Results & Conclusions

3.PNG
Accuracy Scores of each ML technique

* Version #1: It is a shuffled version of Version #3. And contains only the first 300 rows.

* Version #2: Instead of 13 columns, it has 5 columns. Other than that, same as Version #1.

* Version #3: Contains all the rows of the raw dataset (17994) but has only 13 columns.

Why did we choose these three algorithms/ techniques?

  • All of them can handle both linearly and non-linearly related data. Our dataset contained both relationships.
  • All of them can handle multiple inputs.
  • Logistic Regression has categorical output. It gives answer to our initial question.Should a manager hire this player as a striker? Yes (1) or No(0).
  • Decision tree has very nice visualizations. You can see clearly why each decision was made. The steps to the final classification is really transparent.
  • Decision tree allowed us to weigh possible choices against one another based on their information gains.
  • Neural Network has a big advantage that it can learn by itself.
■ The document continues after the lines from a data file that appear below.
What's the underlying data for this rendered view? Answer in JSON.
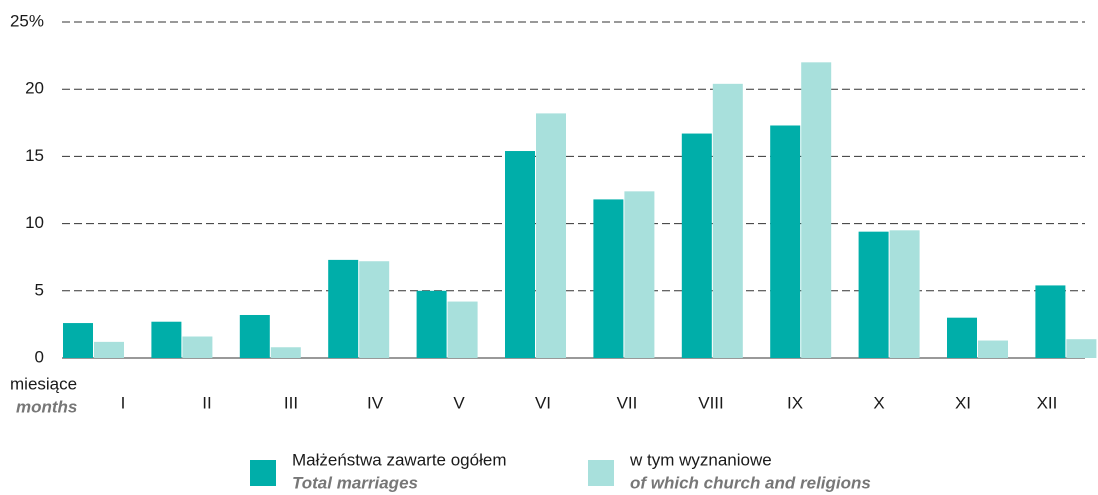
{
  "chart_data": {
    "type": "bar",
    "x_label": "miesiące",
    "x_label_en": "months",
    "categories": [
      "I",
      "II",
      "III",
      "IV",
      "V",
      "VI",
      "VII",
      "VIII",
      "IX",
      "X",
      "XI",
      "XII"
    ],
    "series": [
      {
        "name": "Małżeństwa zawarte ogółem",
        "name_en": "Total marriages",
        "color": "#00aea9",
        "values": [
          2.6,
          2.7,
          3.2,
          7.3,
          5.0,
          15.4,
          11.8,
          16.7,
          17.3,
          9.4,
          3.0,
          5.4
        ]
      },
      {
        "name": "w tym wyznaniowe",
        "name_en": "of which church and religions",
        "color": "#a8e0dc",
        "values": [
          1.2,
          1.6,
          0.8,
          7.2,
          4.2,
          18.2,
          12.4,
          20.4,
          22.0,
          9.5,
          1.3,
          1.4
        ]
      }
    ],
    "ylim": [
      0,
      25
    ],
    "yticks": [
      0,
      5,
      10,
      15,
      20,
      {
        "value": 25,
        "label": "25%"
      }
    ],
    "grid": true
  }
}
So we counted on NN that it can see a relation, come up with a model that the other two could not find.
  • But in NN we can’t see the steps reaching to the end results as we saw in Decision Tree.

Some observations from the accuracy results:

  • Generally all of them did a really good job at prediction and their accuracy scores are very close to each other.
  • Worst accuracy scores happened when we tried with fewer features (4 input, 1 output). Especially NN give a very bad result compared to others.
  • We think that the reason that the accuracy scores of Version#2 is bad is underfitting. Since there was 4 features, probably there was not enough information to build a strong model.
  • Version #1 and #3 has very close results but among them, it seems that the best ML technique that give the higher accuracy results is Logistic Regression.
  • Also, we applied Linear Regression to our data. It is not an ML technique and it oversimplifies the problem. Especially, it was not suitable for our data since it only took one input. Also, the input and output had to be linearly related which again did not applied to all of our data.